Na ciência política há uma vasta discussão sobre os efeitos positivos dos instrumentos representativos para o desenvolvimento e a sustentabilidade dos regimes democráticos. A responsividade, ou a tomada de decisões políticas mais próximas da vontade popular, é fundamental para a consolidação de democracias representativas. Portanto, é fundamental que nossos representantes no parlamento escutem as demandas e necessidades da cidadania com relação aos temas de saúde e procurem respondê-las. Os temas de saúde são cruciais para os brasileiros e devem ser tratados com a devida importância por nosso parlamento.

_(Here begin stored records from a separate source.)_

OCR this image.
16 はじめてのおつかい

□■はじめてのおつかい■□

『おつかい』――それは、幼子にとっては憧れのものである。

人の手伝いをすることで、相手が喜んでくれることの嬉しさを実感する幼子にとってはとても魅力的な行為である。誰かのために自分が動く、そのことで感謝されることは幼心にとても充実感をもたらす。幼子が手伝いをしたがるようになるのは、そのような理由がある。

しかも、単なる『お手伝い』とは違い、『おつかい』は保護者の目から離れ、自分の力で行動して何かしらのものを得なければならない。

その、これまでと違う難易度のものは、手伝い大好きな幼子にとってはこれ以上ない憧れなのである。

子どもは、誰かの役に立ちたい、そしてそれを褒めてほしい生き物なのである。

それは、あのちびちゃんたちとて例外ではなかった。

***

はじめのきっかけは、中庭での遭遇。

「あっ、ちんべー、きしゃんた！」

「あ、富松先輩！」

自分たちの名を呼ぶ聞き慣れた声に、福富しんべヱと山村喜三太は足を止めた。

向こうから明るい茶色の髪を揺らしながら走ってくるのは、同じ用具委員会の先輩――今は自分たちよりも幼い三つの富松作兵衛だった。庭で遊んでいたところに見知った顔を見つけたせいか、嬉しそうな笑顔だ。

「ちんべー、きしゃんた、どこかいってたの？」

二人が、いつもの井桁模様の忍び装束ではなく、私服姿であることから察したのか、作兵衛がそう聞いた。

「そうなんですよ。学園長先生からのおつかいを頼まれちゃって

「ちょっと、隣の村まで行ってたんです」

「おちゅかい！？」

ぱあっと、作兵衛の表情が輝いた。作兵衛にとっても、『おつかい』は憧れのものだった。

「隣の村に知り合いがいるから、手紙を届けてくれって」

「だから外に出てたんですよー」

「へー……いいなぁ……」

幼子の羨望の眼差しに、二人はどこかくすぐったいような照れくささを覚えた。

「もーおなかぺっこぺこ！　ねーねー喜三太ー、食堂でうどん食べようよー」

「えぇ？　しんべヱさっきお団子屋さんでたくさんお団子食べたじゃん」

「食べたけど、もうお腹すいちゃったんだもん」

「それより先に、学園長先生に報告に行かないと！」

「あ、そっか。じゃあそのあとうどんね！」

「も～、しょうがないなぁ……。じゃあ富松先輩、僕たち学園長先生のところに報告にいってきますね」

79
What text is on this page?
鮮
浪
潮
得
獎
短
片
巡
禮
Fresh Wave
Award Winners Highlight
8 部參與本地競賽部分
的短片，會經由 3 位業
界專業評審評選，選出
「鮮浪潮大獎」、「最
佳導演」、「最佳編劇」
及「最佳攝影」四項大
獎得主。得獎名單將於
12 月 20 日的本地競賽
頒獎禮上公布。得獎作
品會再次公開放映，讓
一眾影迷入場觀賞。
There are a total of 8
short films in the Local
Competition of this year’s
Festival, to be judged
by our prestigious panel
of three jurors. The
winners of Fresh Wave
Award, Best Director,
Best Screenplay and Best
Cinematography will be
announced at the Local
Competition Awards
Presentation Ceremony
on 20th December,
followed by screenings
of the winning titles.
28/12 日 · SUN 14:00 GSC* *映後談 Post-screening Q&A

Temos um histórico de desenvolvimento do nosso sistema de saúde desde o regresso brasileiro à democracia. Após a promulgação da Constituição de 1988, os diversos governos colocaram, em menor ou maior grau, seus tijolos para a construção do SUS: Collor sancionou as leis orgânicas da Saúde; Itamar criou o Programa Saúde da Família (PSF), extinguiu o INAMPS e avançou a descentralização; FHC ampliou o PSF, implementou a política dos medicamentos genéricos e organizou a ANVISA e a ANS; Lula montou o Serviço de Atendimento Móvel de Urgência (SAMU) e implementou as políticas de saúde mental; Dilma regulamentou a lei orgânica do SUS e criou o Programa Mais Médicos, com o objetivo de prover médicos em todo território nacional com foco para as regiões mais vulneráveis. Para garantir a sustentabilidade e melhoramento do SUS precisamos de um Congresso Nacional que advogue pelas causas da saúde. O momento atual é extremamente propício para observar propostas e trazer o tema da saúde para a pauta. Temos que perguntar a candidatas e candidatos o que farão em prol da saúde pública.